Since the uprising and subsequent civil war began in 2011, more than nine million Syrians have fled their homes, and over half a million have sought refuge in neighboring Turkey. These days, it’s difficult to walk the streets of Istanbul without hearing a Syrian accent among the crowds or running into displaced Syrian children. Although Syrians face better treatment in this part of the region than in Lebanon or Jordan, where they are often subject to violent racism, their refugee status leaves them vulnerable to all kinds of exploitation, including sexual abuse.
Three times a week, two hours per session, Khalil and Soubani meet with their class at the Sham’una school in Istanbul to oversee both the self-defense portion and the healing circle. In the first session, the women are instructed on how to protect and defend themselves against physical transgressions they may face on a daily basis, from employers, acquaintances, or strangers on the streets.
“Our class gives [students] practical ways to really mark their own space,” says Khalil. “We talk a lot about boundary setting and saying no and what is their comfort level with different people.”
A self-defense instructor engages the women in hand-to-hand combat and they play out different scenarios in which they may feel threatened. The self-defense component, however, is only supplementary to the healing circle.
“Although the project started with self-defense as the main goal or purpose, we realized we needed to address the types of violence that are not physical and the ones that happen in other ways,” says Soubani. “In the healing circle, we try to do that.”

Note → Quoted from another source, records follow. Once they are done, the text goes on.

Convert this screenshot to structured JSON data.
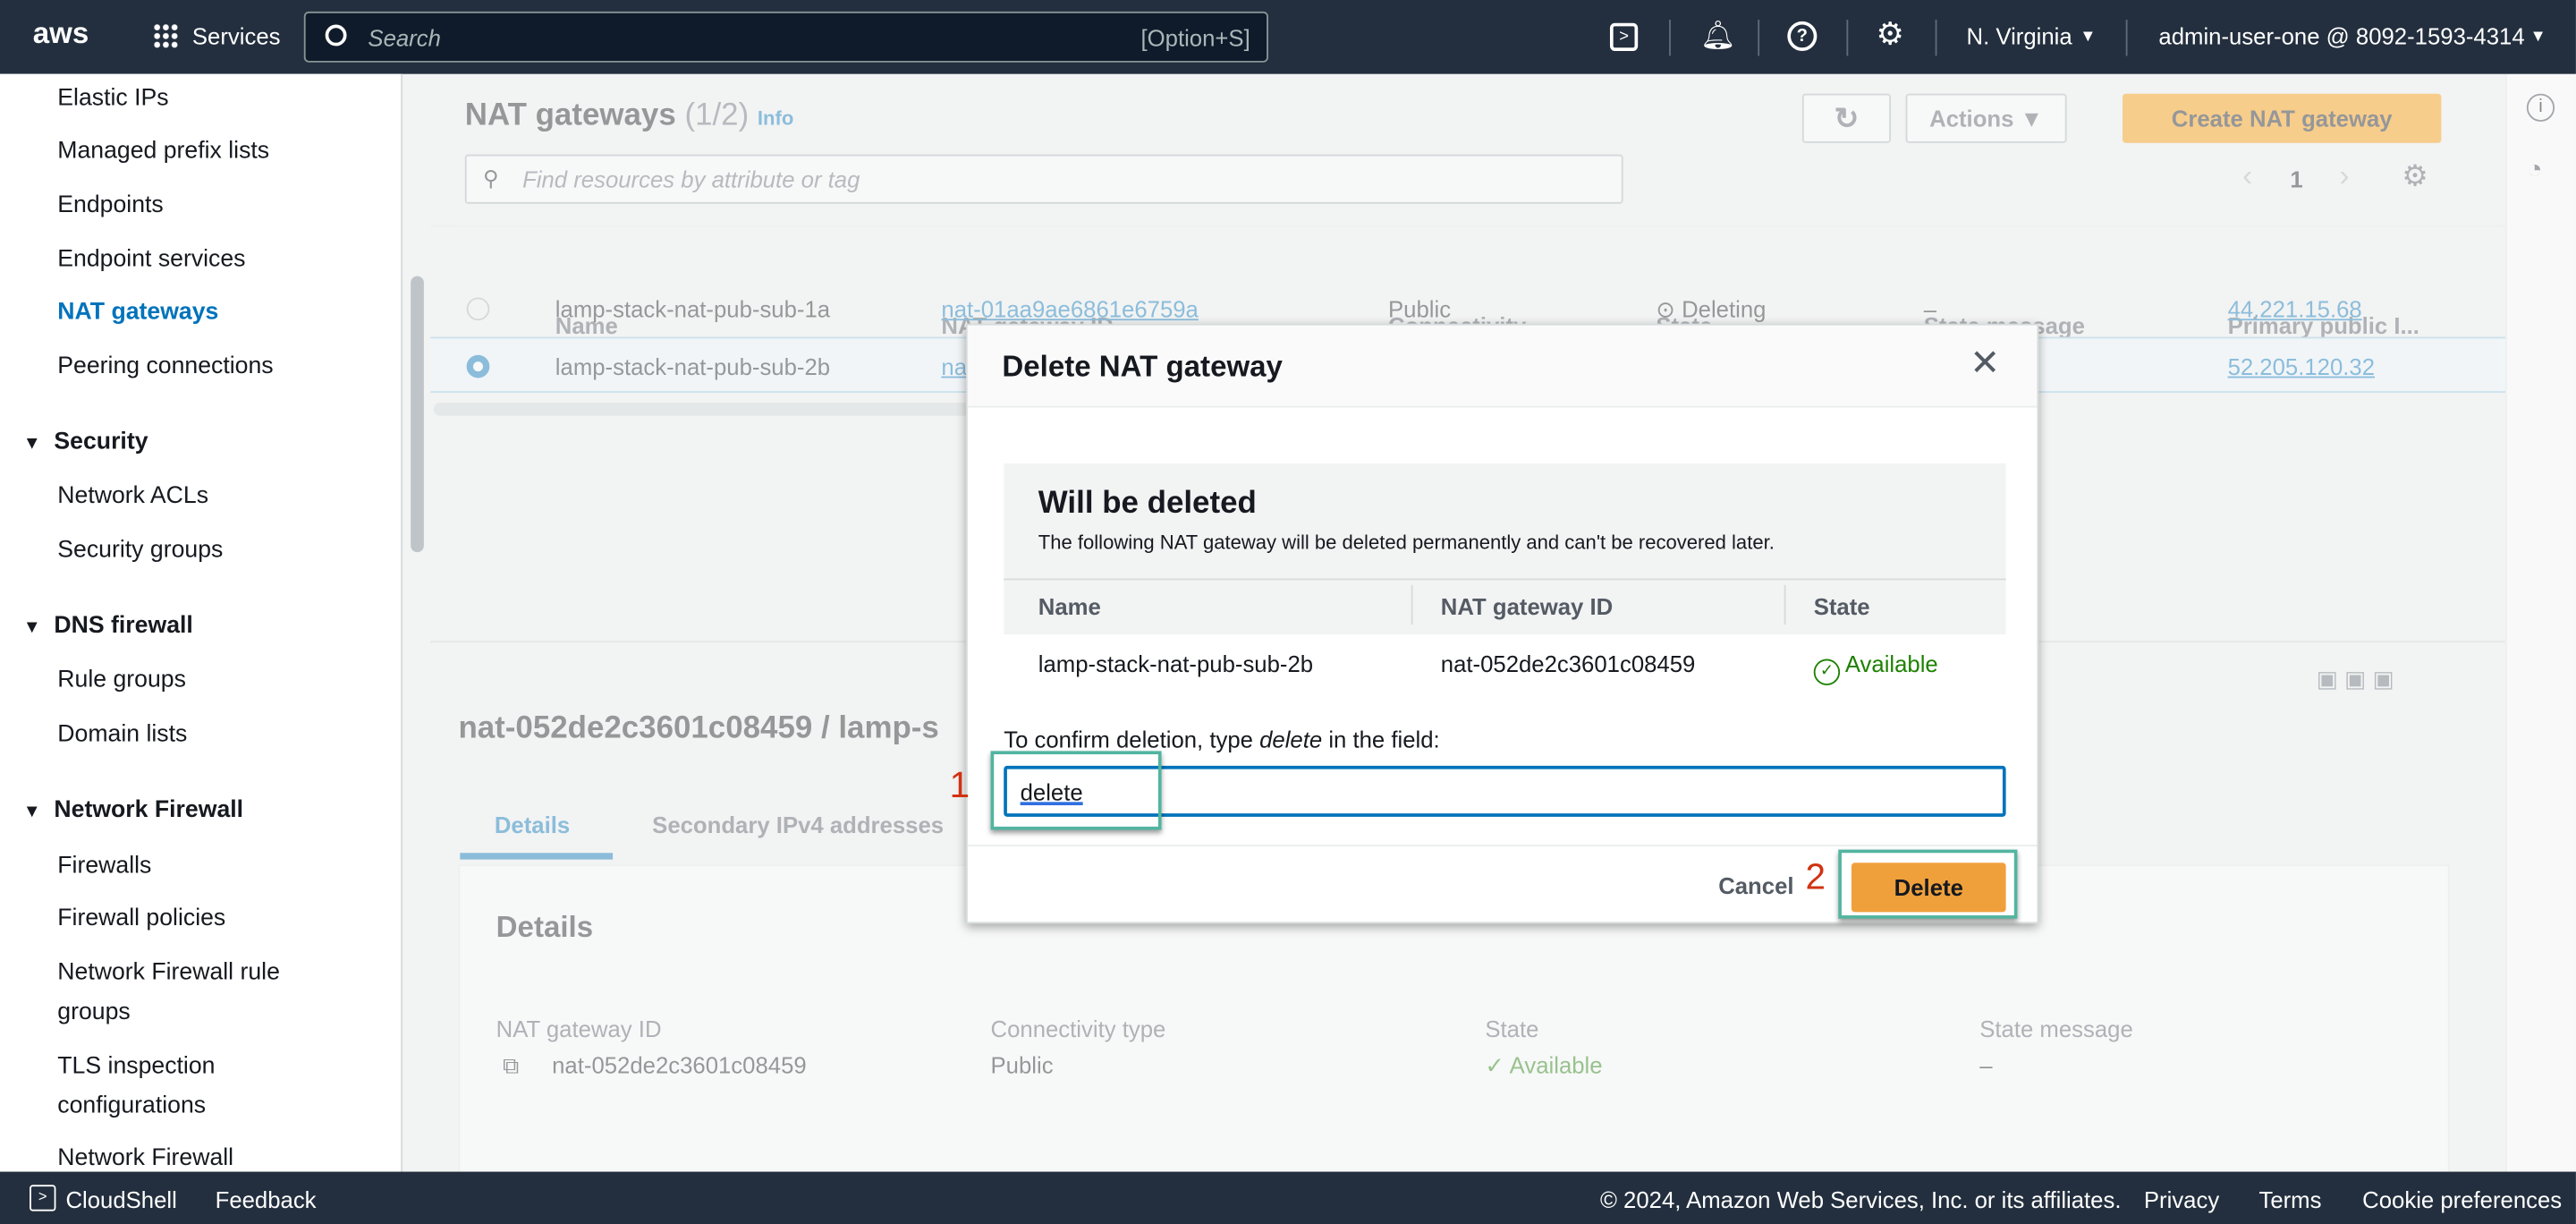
{
  "topbar": {
    "logo": "aws",
    "services": "Services",
    "search_placeholder": "Search",
    "search_shortcut": "[Option+S]",
    "region": "N. Virginia",
    "account": "admin-user-one @ 8092-1593-4314"
  },
  "sidebar": {
    "items": [
      "Elastic IPs",
      "Managed prefix lists",
      "Endpoints",
      "Endpoint services",
      "NAT gateways",
      "Peering connections"
    ],
    "security": {
      "title": "Security",
      "items": [
        "Network ACLs",
        "Security groups"
      ]
    },
    "dns": {
      "title": "DNS firewall",
      "items": [
        "Rule groups",
        "Domain lists"
      ]
    },
    "nfw": {
      "title": "Network Firewall",
      "items": [
        "Firewalls",
        "Firewall policies",
        "Network Firewall rule groups",
        "TLS inspection configurations",
        "Network Firewall"
      ]
    }
  },
  "main": {
    "title": "NAT gateways",
    "count": "(1/2)",
    "info": "Info",
    "actions": "Actions",
    "create": "Create NAT gateway",
    "filter_placeholder": "Find resources by attribute or tag",
    "page": "1",
    "columns": [
      "Name",
      "NAT gateway ID",
      "Connectivity...",
      "State",
      "State message",
      "Primary public I..."
    ],
    "rows": [
      {
        "name": "lamp-stack-nat-pub-sub-1a",
        "id": "nat-01aa9ae6861e6759a",
        "conn": "Public",
        "state": "Deleting",
        "msg": "–",
        "ip": "44.221.15.68"
      },
      {
        "name": "lamp-stack-nat-pub-sub-2b",
        "id": "nat-052de2c3601c08459",
        "conn": "",
        "state": "",
        "msg": "",
        "ip": "52.205.120.32"
      }
    ],
    "detail_title": "nat-052de2c3601c08459 / lamp-s",
    "tabs": [
      "Details",
      "Secondary IPv4 addresses"
    ],
    "details": {
      "heading": "Details",
      "labels": [
        "NAT gateway ID",
        "Connectivity type",
        "State",
        "State message"
      ],
      "values": [
        "nat-052de2c3601c08459",
        "Public",
        "Available",
        "–"
      ]
    }
  },
  "modal": {
    "title": "Delete NAT gateway",
    "heading": "Will be deleted",
    "description": "The following NAT gateway will be deleted permanently and can't be recovered later.",
    "columns": [
      "Name",
      "NAT gateway ID",
      "State"
    ],
    "row": {
      "name": "lamp-stack-nat-pub-sub-2b",
      "id": "nat-052de2c3601c08459",
      "state": "Available"
    },
    "confirm_pre": "To confirm deletion, type ",
    "confirm_word": "delete",
    "confirm_post": " in the field:",
    "input_value": "delete",
    "cancel": "Cancel",
    "delete": "Delete"
  },
  "annotations": [
    "1",
    "2"
  ],
  "footer": {
    "cloudshell": "CloudShell",
    "feedback": "Feedback",
    "copyright": "© 2024, Amazon Web Services, Inc. or its affiliates.",
    "privacy": "Privacy",
    "terms": "Terms",
    "cookies": "Cookie preferences"
  },
  "colors": {
    "topbar": "#232f3e",
    "accent": "#0073bb",
    "primary": "#f0a03b",
    "success": "#1d8102",
    "annotation": "#52b5a0"
  }
}
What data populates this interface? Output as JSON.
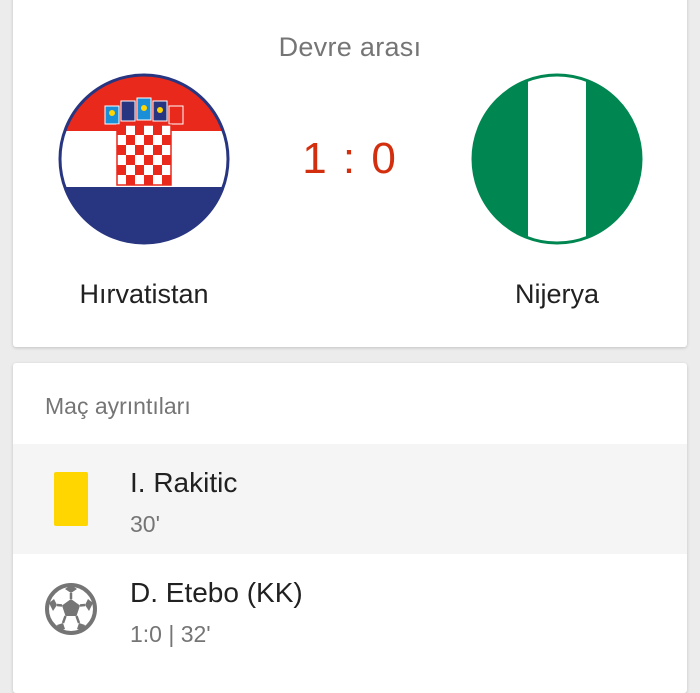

During the tough session that Khalil recounted on the blog, she heard poignant stories of how the conflict and its attendant stressors shredded relationships with mothers and best friends. But the most difficult experience came as they moved on to discussing why people stay in unhealthy relationships. One of the older participants forcefully advocated for all Syrian refugees to stick together and forgive each other, no matter what. Khalil had the impression that this elder considered dysfunctional personal relationships to be petty concerns when compared to the collective experience of surviving Syria’s unrest. But younger participants were not so sure. Some tried to counter that their individual feelings were still valid, even in the face of widespread violence and displacement. Khalil was torn as to how to support these women with conflicting opinions, and allow space for the less strident to have their voices heard while giving due respect to the elder woman and her worldview.
“I feel that I could have been more proactive with facilitating; less neutral,” she mused on the blog.
Apart from inter-community strife, many of the women have to deal with the uncertainty and isolation that comes with being a refugee. Hariri, a 23-year-old Syrian woman from the city of Dar’aa, originally fled to Saudi Arabia with her family when the conflict first began. When they realized it wasn’t going to end any time soon, they moved to Istanbul, where she could finish her degree in biology.
“For a time, I just stayed at home, cut off from society,” says Hariri. “There was a period of one to two years where I did not mix with other people, and when I did, it was with people who were harmful to me.”
Hariri says attending the healing circles, meeting other women, and learning how to defend herself have allowed her to rebuild her life in Istanbul. It has also transformed the way carries herself.
“Now when I walk alone, I can do it with some confidence,” says Hariri. “I used to be afraid, afraid for my safety. But now I even take my time walking outside.”